Testimonial

Dealing with different boundary crossing levels of performance and backgrounds of students in understanding/interest in boundary crossing

Various cohorts of students learned about and applied the BC concept in their study programmes. Now the question rises how to deal with different levels of BC knowledge and performance in BSc and MSc programmes.

How about enabling students to set their tailored personal BC learning goals at several stages in their study programmes?

This workshop session led by Carla Oonk discussed factors determining increasing levels of BC performance and how to turn these into learning trajectories for continuous BC competence development.

Participants started to explore the BC Rubric (Gulikers & Oonk, 2019) to get acquainted with different levels of BC performance. That could have been enough for a whole workshop...though, we continued discussing complicating factors for BC competence development. Examples mentioned were type and number of boundaries to be crossed (disciplinary; cultural; academia-society); level of ‘otherness’ to work with (e.g., variety in working habits; intercultural group work in house or in the field); required level of integration and innovation; required depth of reflection.
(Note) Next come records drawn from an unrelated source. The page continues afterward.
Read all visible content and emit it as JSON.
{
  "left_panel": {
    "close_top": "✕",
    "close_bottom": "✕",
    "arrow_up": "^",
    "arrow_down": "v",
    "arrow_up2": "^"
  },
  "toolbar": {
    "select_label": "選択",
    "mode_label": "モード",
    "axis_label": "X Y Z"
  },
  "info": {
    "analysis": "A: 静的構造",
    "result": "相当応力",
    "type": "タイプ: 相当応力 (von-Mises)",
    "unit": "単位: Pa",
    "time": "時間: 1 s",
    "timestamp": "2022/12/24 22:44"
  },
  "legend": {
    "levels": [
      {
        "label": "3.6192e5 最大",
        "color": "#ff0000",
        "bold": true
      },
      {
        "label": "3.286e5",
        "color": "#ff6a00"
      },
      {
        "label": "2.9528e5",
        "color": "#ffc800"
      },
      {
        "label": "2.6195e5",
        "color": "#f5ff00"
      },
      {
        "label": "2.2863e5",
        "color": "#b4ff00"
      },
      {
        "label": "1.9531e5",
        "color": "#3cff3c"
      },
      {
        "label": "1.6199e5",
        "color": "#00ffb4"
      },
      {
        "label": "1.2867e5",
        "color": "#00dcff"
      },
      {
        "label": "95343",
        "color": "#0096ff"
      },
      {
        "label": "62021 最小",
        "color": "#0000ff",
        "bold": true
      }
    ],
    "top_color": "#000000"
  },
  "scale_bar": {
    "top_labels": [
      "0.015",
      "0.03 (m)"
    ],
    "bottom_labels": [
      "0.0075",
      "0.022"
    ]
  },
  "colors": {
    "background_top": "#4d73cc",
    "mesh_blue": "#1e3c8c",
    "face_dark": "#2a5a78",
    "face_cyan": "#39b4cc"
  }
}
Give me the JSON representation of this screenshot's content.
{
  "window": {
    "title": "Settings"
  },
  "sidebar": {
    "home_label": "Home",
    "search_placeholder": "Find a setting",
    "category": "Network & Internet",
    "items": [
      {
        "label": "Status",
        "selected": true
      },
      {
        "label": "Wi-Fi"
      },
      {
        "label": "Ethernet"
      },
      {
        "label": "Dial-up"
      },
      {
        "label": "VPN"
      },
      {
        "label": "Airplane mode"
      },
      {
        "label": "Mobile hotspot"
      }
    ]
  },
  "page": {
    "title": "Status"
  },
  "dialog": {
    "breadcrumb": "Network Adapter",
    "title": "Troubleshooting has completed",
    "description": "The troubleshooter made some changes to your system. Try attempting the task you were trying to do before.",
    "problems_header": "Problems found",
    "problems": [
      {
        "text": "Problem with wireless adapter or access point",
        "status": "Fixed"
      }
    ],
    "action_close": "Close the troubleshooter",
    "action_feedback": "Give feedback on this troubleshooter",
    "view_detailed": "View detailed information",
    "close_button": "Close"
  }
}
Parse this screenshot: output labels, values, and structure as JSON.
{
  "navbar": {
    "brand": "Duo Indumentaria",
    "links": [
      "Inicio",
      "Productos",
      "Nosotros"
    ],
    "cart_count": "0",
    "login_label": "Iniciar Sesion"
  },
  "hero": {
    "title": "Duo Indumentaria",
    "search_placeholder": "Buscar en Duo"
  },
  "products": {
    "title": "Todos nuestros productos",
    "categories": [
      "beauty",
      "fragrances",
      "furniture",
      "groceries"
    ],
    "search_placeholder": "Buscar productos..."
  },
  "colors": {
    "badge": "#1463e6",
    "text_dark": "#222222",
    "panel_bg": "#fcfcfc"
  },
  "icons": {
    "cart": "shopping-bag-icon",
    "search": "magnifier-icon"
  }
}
A few minutes were left to discuss what this means for learning trajectories. When designing learning trajectories, we should consider including extra-curricular learning experiences since they often provide BC learning opportunities. Think about student challenges, but also board or other voluntary work may provide many BC learning opportunities when BC learning goals are made explicit. And how about enabling students to set their tailored personal BC leaning goals at several stages in their study programmes? The BC concept could be studied with the help of self-study materials (see e.g. BC toolbox; knowledge clips) after which personal learning goals can be set for different learning opportunities that students meet. Some food for further thought.